Searching for DeepSeek's glitch tokens

Exploring Anomalous Tokens in DeepSeek-V3 and r1

Anomalous tokens, often referred to as “glitch” or “unspeakable” tokens within language models, exhibit unusual behavior that deviates from the norm. These tokens were notably documented in earlier models like GPT-2 and GPT-3. Despite this, a comprehensive search for such tokens in DeepSeek-V3 had not been made until now.

Process Overview

The investigation began by extracting the vocabulary from DeepSeek-V3’s tokenizer, followed by automatically testing each token for irregularities. Notably, r1 functions as a layer on top of V3, carrying over any anomalous tokens. However, distillations align more closely with their base models and were not the focus of this study.

DeepSeek’s tokenizer is distinctive due to a substantial portion of its training data being Chinese, resulting in complex character splits.
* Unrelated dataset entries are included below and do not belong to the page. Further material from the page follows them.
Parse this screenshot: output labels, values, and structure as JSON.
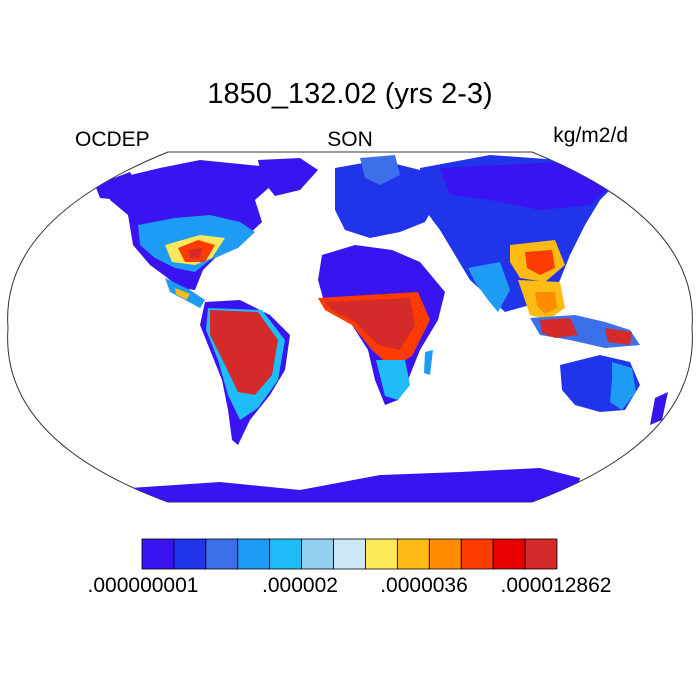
{
  "title": "1850_132.02 (yrs 2-3)",
  "variable": "OCDEP",
  "season": "SON",
  "units": "kg/m2/d",
  "colorbar": {
    "colors": [
      "#3a14f0",
      "#2034ea",
      "#3c70e8",
      "#1e9cf5",
      "#1ebdf7",
      "#92cff0",
      "#cce8f8",
      "#fde85a",
      "#fdbb14",
      "#fd8c00",
      "#fd3a00",
      "#e80000",
      "#d42a2a"
    ],
    "labels": [
      ".000000001",
      ".000002",
      ".0000036",
      ".000012862"
    ]
  },
  "map_colors": {
    "ocean": "#ffffff",
    "land_base": "#3a14f0",
    "outline": "#000000"
  }
}
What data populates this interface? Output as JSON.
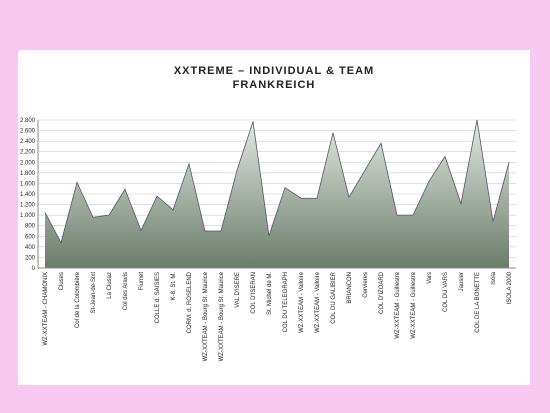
{
  "chart_data": {
    "type": "area",
    "title": "XXTREME – INDIVIDUAL & TEAM",
    "subtitle": "FRANKREICH",
    "categories": [
      "WZ-XXTEAM - CHAMONIX",
      "Cluses",
      "Col de la Colombière",
      "St-Jean-de-Sixt",
      "La Clusaz",
      "Col des Aravis",
      "Flumet",
      "COLLE d. SAISIES",
      "K-8. St. M.",
      "CORM. d. ROSELEND",
      "WZ-XXTEAM - Bourg St. Maurice",
      "WZ-XXTEAM - Bourg St. Maurice",
      "VAL D'ISERE",
      "COL D'ISERAN",
      "St. Michel de M.",
      "COL DU TELEGRAPH",
      "WZ-XXTEAM - Valloire",
      "WZ-XXTEAM - Valloire",
      "COL DU GALIBIER",
      "BRIANCON",
      "Cervieres",
      "COL D'IZOARD",
      "WZ-XXTEAM - Guillestre",
      "WZ-XXTEAM - Guillestre",
      "Vars",
      "COL DU VARS",
      "Jausier",
      "COL DE LA BONETTE",
      "Isola",
      "ISOLA 2000"
    ],
    "values": [
      1050,
      480,
      1620,
      960,
      1000,
      1490,
      710,
      1360,
      1100,
      1970,
      700,
      700,
      1850,
      2770,
      610,
      1520,
      1320,
      1320,
      2560,
      1340,
      1850,
      2360,
      1000,
      1000,
      1640,
      2110,
      1220,
      2800,
      880,
      2000
    ],
    "color": "#6b7b6b",
    "ylim": [
      0,
      2800
    ],
    "yticks": [
      0,
      200,
      400,
      600,
      800,
      {
        "value": 1000,
        "label": "1.000"
      },
      {
        "value": 1200,
        "label": "1.200"
      },
      {
        "value": 1400,
        "label": "1.400"
      },
      {
        "value": 1600,
        "label": "1.600"
      },
      {
        "value": 1800,
        "label": "1.800"
      },
      {
        "value": 2000,
        "label": "2.000"
      },
      {
        "value": 2200,
        "label": "2.200"
      },
      {
        "value": 2400,
        "label": "2.400"
      },
      {
        "value": 2600,
        "label": "2.600"
      },
      {
        "value": 2800,
        "label": "2.800"
      }
    ],
    "grid": true
  }
}
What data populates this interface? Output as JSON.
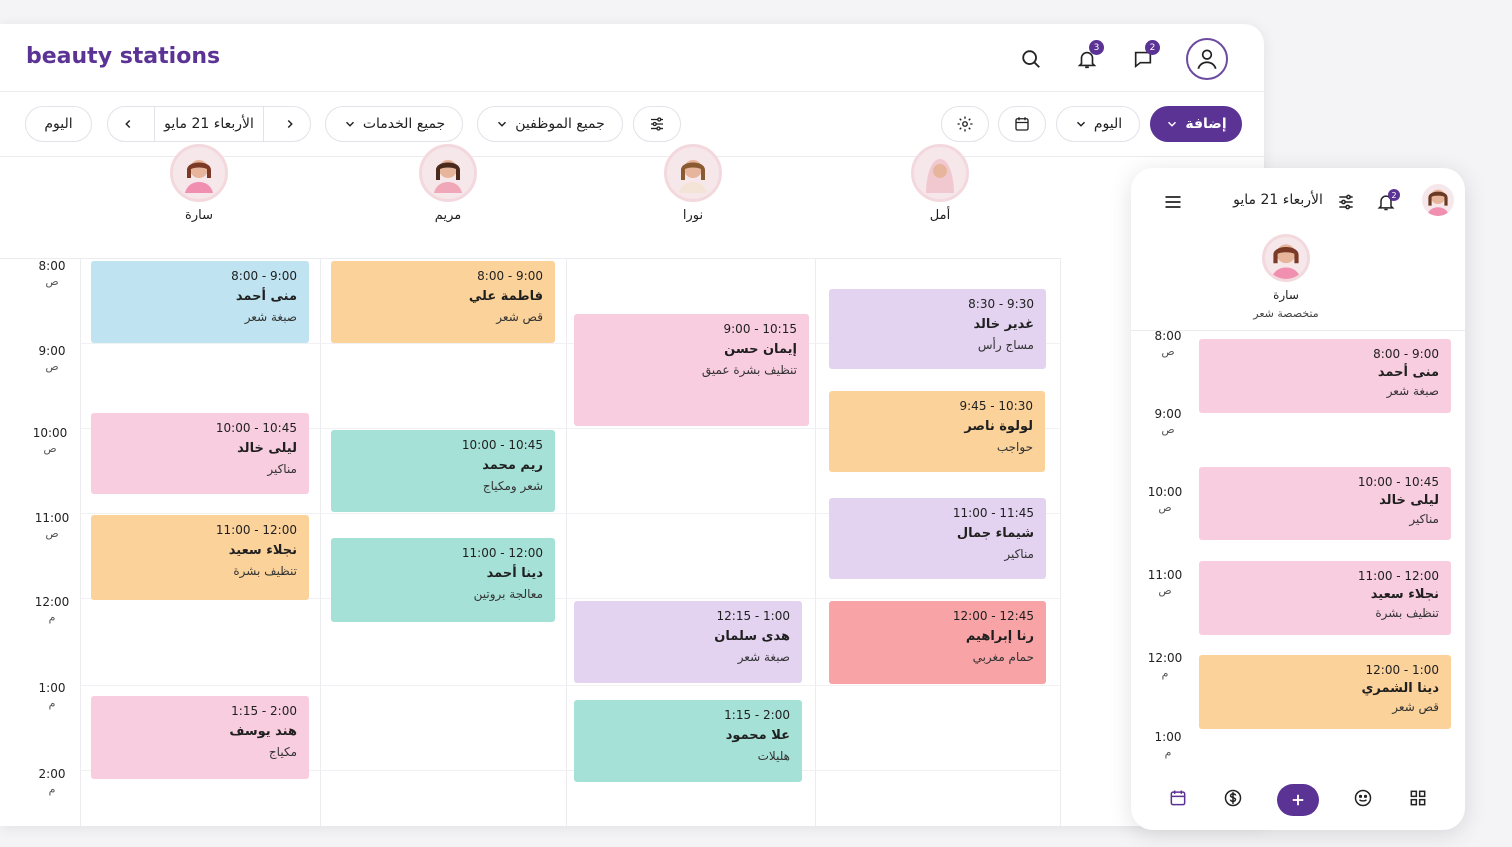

This necessitated filtering out nonstandard characters, reducing the vocabulary size significantly.

Testing Anomalous Tokens

The approach involved running tokens through DeepSeek’s chat API to observe unexpected behavior. Anomalous tokens were identified by the model’s inability to repeat the string exactly as prompted. The tokens were then manually filtered to remove uninteresting samples and clustered based on initial appearance.

Fragment Tokens

Many tokens appeared unspeakable in isolation, typically seen as fragments within larger strings. These tokens, while not surprising in large vocabularies, exhibit behaviors worth examining. Examples include:

MERCHANTABILITY → MERCHANTABILITY
ellationToken → Token, CanellationToken
Nonetheless → theless, nonetheless
ADVERTISEMENT → ADVERTISEMENT

Examples of Anomalous Tokens

‘Nameeee’: When prompted with ‘Nameeee’, outputs ranged from Unicode symbols to acronyms and emojis. Context clues sometimes transformed it into a coherent word, although often arbitrarily.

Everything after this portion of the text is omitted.